Even Okley's lawyer, unable to stand it, declared at the trial that his client was a real monster. Okley was offended by this wording, and she was provided with a second lawyer. In the courtroom, Okley tried to convince journalists that the case against her was fabricated, and that her husband and Yulia were lovers, which is why they were testifying against her.

According to the verdict of the Krasnodon District Court, Svitlana Okley was sentenced to 15 years in prison, her husband Oleksandr - to 4 years in prison, and the eldest daughter Yulia Okley, who helped hide traces of the crime and participated in the kidnapping of a child, - to 4 years in prison with 3 of them suspended, due to the fact that at the time of the trial, she was pregnant.

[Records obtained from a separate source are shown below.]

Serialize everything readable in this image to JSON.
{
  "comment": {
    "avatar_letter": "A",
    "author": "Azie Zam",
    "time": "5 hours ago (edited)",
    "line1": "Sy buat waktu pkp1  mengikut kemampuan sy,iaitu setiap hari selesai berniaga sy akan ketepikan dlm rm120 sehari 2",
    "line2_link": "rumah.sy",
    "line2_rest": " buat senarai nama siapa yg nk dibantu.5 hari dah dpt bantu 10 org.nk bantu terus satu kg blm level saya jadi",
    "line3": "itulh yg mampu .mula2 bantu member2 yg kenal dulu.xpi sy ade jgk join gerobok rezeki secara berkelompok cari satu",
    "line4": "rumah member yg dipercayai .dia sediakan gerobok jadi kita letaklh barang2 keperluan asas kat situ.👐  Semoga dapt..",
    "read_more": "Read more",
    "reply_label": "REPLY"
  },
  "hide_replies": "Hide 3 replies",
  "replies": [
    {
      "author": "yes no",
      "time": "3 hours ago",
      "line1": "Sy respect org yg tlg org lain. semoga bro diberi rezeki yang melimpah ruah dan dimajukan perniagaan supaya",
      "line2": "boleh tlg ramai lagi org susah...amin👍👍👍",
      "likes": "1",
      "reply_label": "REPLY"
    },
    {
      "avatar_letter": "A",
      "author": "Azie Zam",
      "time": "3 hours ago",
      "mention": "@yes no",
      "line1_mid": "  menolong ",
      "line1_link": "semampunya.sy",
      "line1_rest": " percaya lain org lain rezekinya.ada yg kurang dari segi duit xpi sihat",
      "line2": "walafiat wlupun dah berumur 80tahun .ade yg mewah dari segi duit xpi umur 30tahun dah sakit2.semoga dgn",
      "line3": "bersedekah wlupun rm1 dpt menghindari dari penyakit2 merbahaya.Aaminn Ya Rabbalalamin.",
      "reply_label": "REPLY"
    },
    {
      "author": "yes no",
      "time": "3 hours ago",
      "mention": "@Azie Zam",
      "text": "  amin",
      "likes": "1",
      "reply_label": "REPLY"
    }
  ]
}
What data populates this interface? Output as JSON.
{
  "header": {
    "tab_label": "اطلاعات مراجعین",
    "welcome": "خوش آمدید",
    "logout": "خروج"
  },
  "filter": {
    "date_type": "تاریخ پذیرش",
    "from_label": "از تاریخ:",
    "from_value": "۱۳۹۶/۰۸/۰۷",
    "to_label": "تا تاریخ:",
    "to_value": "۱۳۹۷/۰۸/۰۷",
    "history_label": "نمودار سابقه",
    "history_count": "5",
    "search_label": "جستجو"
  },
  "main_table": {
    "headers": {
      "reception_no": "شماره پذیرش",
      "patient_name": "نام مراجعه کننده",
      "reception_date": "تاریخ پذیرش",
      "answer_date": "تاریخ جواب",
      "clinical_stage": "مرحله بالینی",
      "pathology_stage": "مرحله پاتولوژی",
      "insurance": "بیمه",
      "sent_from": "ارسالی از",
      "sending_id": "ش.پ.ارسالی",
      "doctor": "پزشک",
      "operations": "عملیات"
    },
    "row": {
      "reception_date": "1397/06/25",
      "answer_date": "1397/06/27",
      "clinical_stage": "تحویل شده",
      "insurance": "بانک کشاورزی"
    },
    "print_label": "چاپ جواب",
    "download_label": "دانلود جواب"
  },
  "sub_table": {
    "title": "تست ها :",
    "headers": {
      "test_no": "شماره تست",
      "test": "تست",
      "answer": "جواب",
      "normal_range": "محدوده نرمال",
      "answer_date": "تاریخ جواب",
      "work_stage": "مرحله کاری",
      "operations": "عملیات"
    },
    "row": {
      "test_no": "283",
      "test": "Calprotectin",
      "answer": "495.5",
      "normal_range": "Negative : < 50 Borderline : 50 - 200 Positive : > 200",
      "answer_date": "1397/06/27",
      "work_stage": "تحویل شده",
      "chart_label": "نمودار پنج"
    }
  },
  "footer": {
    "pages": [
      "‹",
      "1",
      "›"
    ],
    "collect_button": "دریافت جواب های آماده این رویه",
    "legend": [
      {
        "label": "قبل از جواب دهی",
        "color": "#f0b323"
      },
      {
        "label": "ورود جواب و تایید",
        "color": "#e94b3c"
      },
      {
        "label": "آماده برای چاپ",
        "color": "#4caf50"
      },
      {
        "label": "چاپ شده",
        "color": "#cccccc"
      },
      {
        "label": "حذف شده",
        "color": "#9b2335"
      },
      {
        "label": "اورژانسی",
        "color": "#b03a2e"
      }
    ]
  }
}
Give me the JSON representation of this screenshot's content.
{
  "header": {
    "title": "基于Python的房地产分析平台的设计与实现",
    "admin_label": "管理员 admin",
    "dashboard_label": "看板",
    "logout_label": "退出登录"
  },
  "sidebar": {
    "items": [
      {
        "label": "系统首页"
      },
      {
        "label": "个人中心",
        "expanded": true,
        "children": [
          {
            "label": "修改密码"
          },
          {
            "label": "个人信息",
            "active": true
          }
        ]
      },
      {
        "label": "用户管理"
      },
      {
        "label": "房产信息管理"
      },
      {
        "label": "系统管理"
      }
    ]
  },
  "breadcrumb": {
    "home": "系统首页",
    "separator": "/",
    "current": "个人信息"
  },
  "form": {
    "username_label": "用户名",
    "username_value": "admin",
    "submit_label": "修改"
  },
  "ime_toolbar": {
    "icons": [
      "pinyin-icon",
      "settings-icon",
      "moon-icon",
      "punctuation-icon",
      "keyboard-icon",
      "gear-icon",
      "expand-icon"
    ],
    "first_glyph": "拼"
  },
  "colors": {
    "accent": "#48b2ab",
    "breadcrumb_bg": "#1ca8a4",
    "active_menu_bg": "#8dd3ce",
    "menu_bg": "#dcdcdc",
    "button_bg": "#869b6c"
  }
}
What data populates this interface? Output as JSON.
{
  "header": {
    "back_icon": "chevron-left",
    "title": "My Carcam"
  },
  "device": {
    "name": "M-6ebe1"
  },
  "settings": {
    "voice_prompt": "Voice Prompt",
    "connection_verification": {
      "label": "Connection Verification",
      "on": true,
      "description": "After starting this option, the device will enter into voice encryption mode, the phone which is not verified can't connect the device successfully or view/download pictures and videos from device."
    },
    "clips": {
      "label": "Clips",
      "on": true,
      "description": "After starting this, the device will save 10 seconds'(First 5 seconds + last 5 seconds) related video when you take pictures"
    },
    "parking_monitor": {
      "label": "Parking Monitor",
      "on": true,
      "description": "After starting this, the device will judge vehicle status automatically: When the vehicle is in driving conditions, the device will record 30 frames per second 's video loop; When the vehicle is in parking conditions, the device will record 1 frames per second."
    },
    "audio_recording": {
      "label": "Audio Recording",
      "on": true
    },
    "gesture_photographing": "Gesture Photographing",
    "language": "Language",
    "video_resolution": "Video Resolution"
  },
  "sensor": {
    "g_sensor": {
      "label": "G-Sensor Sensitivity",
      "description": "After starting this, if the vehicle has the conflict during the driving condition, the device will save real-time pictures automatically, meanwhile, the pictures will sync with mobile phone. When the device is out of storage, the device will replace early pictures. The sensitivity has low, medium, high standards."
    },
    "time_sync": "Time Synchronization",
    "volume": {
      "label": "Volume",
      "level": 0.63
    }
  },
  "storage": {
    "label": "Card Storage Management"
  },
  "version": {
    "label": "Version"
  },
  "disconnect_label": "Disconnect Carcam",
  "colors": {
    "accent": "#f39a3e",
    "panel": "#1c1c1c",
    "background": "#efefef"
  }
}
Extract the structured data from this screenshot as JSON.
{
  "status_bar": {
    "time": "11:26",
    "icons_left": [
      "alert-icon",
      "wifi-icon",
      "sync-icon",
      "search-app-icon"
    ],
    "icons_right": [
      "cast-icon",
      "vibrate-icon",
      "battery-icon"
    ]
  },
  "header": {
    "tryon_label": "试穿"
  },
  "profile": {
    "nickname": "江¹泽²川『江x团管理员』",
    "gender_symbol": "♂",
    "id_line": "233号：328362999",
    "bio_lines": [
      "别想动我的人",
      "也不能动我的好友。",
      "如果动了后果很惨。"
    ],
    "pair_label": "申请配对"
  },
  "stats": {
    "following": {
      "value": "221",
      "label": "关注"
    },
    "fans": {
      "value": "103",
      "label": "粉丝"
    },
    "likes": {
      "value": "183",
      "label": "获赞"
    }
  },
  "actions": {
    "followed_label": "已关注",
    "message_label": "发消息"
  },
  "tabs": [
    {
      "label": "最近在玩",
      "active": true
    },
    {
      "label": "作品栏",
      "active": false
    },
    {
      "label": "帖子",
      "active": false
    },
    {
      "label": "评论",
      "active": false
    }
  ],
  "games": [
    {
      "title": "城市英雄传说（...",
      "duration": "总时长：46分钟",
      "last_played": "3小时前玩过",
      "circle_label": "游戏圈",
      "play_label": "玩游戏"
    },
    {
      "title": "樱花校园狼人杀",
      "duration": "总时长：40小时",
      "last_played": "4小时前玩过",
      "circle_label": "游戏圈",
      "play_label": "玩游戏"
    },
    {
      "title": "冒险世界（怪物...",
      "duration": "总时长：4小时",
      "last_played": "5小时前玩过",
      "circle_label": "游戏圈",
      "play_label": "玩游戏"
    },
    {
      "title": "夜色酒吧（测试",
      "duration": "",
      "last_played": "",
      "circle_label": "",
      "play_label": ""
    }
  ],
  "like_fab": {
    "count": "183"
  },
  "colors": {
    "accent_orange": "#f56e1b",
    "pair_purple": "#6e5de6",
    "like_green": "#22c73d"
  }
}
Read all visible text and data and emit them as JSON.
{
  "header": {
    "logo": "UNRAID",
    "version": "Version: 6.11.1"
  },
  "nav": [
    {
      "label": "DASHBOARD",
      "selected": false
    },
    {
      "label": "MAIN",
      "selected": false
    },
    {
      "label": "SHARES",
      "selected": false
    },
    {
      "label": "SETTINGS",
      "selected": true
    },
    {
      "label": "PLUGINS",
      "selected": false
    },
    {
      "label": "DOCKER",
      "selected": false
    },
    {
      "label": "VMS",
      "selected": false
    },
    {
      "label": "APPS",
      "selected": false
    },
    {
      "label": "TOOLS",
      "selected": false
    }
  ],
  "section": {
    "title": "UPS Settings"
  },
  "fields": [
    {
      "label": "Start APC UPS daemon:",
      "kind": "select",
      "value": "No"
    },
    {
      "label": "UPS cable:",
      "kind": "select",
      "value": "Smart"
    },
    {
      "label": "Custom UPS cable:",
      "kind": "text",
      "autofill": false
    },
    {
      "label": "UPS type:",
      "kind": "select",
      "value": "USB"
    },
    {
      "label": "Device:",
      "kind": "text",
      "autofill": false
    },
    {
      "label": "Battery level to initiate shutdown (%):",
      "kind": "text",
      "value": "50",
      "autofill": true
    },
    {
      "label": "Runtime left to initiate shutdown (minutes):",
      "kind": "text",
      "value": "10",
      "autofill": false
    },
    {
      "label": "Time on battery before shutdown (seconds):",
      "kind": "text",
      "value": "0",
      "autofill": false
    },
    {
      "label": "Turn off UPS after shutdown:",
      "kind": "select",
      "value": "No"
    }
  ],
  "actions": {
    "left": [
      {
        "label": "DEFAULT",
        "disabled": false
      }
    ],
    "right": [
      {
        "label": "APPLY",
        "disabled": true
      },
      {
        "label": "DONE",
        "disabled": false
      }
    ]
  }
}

In March 2013, Okley filed an appeal against the court's decision. Herappeal began to be considered on 8 November in the Luhansk Court of Appeal. On that day, the first court hearing took place, at which, in addition to Svitlana Okley’s appeal, they considered appeals filed by her husband Oleksandr and her lawyer. On 26 November, all sentences were left upheld by the appellate court.